Gellman’s allegations of discrimination and hostile work
environment, even if proven true, similarly do not rise to a level of outrage. See Salazar,
2010 WL 5313497, at *2, *12. Finally, the communication of Gellman’s termination to a
social worker while Gellman was in the hospital is even further from the type of conduct
required for intentional infliction of emotional distress.
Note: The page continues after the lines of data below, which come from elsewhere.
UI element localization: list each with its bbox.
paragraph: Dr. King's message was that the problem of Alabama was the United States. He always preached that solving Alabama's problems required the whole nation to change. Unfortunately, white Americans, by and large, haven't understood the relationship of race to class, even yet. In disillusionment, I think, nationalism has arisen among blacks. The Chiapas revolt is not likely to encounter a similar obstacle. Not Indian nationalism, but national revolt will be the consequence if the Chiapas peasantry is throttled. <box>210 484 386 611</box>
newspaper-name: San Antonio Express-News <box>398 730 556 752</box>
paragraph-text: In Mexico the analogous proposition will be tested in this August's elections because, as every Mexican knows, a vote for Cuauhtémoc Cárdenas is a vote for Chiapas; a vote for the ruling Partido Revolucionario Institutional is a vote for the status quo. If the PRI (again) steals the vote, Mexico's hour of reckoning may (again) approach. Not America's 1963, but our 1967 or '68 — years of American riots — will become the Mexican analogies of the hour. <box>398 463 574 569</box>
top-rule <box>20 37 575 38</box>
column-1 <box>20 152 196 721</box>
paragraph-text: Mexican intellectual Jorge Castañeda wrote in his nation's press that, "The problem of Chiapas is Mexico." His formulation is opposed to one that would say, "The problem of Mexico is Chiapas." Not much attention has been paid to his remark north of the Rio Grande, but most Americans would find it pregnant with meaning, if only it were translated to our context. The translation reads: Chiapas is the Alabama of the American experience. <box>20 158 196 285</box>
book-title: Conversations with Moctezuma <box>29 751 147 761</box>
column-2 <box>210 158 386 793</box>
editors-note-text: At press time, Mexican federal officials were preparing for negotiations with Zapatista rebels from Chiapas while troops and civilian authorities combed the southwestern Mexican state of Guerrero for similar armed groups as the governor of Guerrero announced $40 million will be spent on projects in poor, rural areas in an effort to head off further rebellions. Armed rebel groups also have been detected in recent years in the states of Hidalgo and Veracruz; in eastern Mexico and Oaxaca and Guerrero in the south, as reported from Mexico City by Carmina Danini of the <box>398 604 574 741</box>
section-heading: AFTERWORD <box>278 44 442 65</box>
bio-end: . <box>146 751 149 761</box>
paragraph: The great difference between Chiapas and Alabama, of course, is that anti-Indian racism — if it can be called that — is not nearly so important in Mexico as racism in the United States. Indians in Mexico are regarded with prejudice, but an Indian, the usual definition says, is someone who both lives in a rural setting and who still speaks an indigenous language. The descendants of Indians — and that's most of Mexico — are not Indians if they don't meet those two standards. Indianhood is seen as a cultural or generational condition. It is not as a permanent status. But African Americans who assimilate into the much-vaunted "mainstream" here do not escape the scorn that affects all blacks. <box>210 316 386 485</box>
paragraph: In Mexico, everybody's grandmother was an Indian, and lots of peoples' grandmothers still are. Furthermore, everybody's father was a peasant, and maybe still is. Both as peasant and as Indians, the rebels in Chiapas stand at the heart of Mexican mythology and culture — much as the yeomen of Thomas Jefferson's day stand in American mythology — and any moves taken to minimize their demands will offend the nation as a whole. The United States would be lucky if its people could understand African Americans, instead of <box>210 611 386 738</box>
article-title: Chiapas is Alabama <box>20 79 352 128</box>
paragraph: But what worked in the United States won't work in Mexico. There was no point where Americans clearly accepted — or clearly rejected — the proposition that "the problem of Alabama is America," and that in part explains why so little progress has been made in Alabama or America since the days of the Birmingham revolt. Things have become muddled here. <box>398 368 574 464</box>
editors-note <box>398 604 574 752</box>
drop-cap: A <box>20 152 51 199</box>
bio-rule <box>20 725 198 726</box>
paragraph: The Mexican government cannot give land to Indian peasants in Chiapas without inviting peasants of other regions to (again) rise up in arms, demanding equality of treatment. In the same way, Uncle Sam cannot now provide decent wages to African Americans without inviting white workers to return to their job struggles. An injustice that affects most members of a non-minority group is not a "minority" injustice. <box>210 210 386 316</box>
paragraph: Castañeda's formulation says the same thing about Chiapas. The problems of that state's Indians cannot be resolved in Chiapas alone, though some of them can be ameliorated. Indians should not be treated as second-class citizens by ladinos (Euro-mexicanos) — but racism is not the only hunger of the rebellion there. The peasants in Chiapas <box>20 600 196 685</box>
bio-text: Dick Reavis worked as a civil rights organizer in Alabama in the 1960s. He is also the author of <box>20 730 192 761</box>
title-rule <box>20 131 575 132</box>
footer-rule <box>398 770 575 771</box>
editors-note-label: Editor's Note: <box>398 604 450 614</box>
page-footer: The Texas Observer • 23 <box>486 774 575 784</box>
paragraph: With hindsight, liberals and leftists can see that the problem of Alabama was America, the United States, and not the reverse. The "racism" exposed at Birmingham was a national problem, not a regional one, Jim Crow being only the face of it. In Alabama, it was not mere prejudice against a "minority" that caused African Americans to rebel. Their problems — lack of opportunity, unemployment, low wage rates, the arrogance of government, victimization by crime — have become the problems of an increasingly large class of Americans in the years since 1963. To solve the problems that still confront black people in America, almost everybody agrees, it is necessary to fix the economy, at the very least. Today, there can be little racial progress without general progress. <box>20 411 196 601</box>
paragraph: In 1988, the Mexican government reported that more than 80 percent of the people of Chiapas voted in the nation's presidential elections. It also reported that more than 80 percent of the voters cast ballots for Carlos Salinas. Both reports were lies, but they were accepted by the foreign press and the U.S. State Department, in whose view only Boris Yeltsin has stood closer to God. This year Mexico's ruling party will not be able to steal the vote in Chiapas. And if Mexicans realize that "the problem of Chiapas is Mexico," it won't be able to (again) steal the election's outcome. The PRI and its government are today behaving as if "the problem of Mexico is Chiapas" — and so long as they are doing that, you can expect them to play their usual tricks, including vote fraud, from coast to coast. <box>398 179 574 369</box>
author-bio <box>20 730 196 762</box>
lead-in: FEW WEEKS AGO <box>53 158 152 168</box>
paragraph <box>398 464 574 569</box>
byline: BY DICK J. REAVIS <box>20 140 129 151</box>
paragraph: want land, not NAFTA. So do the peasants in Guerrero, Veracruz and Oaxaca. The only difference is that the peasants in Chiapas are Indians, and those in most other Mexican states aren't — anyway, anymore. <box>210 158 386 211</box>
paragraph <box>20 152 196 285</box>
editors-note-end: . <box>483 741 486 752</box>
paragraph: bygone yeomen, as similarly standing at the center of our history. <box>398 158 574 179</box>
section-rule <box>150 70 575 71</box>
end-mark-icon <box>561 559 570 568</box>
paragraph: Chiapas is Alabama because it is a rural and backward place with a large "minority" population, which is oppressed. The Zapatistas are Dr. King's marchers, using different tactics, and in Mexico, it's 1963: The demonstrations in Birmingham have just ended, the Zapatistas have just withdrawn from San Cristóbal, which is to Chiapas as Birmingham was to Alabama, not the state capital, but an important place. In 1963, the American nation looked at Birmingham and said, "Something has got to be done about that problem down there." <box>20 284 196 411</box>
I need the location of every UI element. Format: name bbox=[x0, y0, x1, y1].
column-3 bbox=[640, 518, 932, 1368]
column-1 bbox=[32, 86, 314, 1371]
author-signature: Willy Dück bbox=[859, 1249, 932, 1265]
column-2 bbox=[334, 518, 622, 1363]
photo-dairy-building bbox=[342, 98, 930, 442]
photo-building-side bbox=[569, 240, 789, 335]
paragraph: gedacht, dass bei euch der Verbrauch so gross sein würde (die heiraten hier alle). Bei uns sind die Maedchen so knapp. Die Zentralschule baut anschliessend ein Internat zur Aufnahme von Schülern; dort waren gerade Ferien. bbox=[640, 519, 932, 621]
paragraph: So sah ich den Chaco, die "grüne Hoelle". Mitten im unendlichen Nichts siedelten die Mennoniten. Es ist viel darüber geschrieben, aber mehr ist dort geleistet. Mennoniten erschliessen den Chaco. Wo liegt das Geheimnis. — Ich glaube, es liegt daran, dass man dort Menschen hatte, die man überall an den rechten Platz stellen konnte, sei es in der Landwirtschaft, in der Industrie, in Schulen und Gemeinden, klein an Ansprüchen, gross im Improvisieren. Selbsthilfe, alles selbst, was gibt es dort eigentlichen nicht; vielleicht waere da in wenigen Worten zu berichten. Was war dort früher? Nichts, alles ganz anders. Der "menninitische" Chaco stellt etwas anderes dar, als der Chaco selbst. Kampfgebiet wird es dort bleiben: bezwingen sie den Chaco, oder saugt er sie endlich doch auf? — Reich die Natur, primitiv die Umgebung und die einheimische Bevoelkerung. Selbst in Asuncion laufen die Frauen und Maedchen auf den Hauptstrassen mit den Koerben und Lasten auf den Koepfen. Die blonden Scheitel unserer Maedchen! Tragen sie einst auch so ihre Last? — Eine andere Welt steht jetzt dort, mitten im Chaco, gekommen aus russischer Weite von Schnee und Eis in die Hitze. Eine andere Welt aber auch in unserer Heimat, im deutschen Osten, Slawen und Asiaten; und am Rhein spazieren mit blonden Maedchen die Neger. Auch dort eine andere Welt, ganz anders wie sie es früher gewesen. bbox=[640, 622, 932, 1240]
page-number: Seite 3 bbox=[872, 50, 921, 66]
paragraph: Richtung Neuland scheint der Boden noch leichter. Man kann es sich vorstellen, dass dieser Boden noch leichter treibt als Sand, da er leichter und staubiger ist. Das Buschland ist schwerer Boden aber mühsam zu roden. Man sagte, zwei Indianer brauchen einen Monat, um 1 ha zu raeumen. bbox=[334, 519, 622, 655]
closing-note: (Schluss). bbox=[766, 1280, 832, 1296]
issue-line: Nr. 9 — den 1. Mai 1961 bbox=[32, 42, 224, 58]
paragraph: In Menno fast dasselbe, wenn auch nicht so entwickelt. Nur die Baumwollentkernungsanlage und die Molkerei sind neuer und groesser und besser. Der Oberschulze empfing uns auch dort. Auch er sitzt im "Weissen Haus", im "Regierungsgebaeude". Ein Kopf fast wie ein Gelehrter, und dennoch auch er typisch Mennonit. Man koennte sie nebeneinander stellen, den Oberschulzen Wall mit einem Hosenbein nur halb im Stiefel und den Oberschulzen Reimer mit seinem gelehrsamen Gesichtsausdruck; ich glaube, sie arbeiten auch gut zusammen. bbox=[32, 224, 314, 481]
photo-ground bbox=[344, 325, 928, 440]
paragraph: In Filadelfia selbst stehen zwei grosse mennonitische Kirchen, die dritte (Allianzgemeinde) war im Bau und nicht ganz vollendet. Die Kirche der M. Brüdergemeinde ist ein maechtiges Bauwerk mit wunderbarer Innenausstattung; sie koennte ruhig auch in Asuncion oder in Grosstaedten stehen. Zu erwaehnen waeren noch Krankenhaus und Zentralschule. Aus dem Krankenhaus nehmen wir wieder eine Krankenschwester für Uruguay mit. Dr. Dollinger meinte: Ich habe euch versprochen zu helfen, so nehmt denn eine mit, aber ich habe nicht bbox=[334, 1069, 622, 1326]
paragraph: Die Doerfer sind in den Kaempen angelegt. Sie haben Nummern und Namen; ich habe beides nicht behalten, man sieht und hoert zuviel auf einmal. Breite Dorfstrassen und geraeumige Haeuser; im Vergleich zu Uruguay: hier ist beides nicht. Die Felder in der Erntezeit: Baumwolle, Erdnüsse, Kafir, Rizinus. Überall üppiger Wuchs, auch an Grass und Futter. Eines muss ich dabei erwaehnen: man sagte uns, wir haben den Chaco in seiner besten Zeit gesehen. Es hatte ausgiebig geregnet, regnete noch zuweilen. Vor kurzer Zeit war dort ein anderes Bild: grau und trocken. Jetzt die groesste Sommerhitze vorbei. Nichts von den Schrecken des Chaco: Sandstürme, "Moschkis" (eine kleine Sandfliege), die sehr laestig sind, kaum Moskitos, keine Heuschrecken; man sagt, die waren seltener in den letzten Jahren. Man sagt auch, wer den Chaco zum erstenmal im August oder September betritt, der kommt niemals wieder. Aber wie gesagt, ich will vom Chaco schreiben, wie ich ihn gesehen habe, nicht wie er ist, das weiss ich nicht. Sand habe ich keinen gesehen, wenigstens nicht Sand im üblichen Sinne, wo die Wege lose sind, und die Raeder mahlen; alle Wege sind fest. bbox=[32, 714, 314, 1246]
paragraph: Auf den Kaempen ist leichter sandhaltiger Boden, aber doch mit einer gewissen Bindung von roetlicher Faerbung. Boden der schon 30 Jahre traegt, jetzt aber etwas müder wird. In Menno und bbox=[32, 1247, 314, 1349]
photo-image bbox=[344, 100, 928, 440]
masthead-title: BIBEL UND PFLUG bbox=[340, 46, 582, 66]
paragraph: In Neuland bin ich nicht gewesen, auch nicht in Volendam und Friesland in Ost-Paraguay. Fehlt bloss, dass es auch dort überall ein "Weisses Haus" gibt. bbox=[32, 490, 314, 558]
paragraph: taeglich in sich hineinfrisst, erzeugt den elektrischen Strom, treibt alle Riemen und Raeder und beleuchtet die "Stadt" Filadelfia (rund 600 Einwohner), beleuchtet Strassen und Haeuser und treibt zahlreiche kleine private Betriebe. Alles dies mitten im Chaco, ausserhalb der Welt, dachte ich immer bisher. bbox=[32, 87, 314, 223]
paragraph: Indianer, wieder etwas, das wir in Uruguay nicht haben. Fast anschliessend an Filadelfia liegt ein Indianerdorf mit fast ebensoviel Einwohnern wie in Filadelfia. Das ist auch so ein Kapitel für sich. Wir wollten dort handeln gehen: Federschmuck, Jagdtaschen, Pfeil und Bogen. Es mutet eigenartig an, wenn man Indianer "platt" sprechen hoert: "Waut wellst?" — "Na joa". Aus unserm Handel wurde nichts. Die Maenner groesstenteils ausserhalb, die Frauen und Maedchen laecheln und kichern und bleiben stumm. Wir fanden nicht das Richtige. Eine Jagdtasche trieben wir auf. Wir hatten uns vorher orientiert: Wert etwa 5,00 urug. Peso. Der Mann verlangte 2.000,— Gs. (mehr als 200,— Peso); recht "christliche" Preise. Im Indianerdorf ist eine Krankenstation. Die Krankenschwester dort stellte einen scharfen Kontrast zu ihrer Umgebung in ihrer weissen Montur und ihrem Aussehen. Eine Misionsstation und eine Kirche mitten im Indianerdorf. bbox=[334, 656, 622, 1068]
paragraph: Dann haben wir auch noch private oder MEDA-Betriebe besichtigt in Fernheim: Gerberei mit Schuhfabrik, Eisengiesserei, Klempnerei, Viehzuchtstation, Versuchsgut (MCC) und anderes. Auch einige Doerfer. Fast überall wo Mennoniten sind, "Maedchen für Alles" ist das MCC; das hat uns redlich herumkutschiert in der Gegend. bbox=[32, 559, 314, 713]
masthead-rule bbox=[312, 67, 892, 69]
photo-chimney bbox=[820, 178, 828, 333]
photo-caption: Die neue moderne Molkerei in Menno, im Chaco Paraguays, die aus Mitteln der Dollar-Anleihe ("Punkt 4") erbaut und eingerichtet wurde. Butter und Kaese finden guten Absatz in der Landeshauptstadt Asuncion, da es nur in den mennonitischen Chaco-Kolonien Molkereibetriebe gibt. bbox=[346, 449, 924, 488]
Accordingly, Count II fails to state
a claim for intentional infliction of emotional distress.
Although the facts alleged in the Complaint lead the Court to doubt the viability of
a claim for intentional infliction of emotional distress in this particular case, courts are
generally dissuaded from dismissing a claim under Rule 12(b)(6) without first affording
the plaintiff an opportunity to amend. See Bryant v. Dupree, 252 F.3d 1161, 1163 (11th
Cir. 2001). The Court will therefore dismiss Count II without prejudice and allow Gellman
to amend, if appropriate.
For the aforementioned reasons, it is ORDERED AND ADJUDGED as follows:
1. Defendant Neulion USA, Inc.’s Motion to Dismiss Count II of Plaintiff’s
Complaint (Doc. 13) is GRANTED.
2. This is the only derogatory statement specifically alleged in the Complaint.
2. Count II of Plaintiff’s Complaint is DISMISSED WITHOUT PREJUDICE.
3. Plaintiff has fourteen (14) days from the date of this Order to amend his
complaint, if appropriate.
DONE AND ORDERED in Orlando, Florida on March 6, 2015.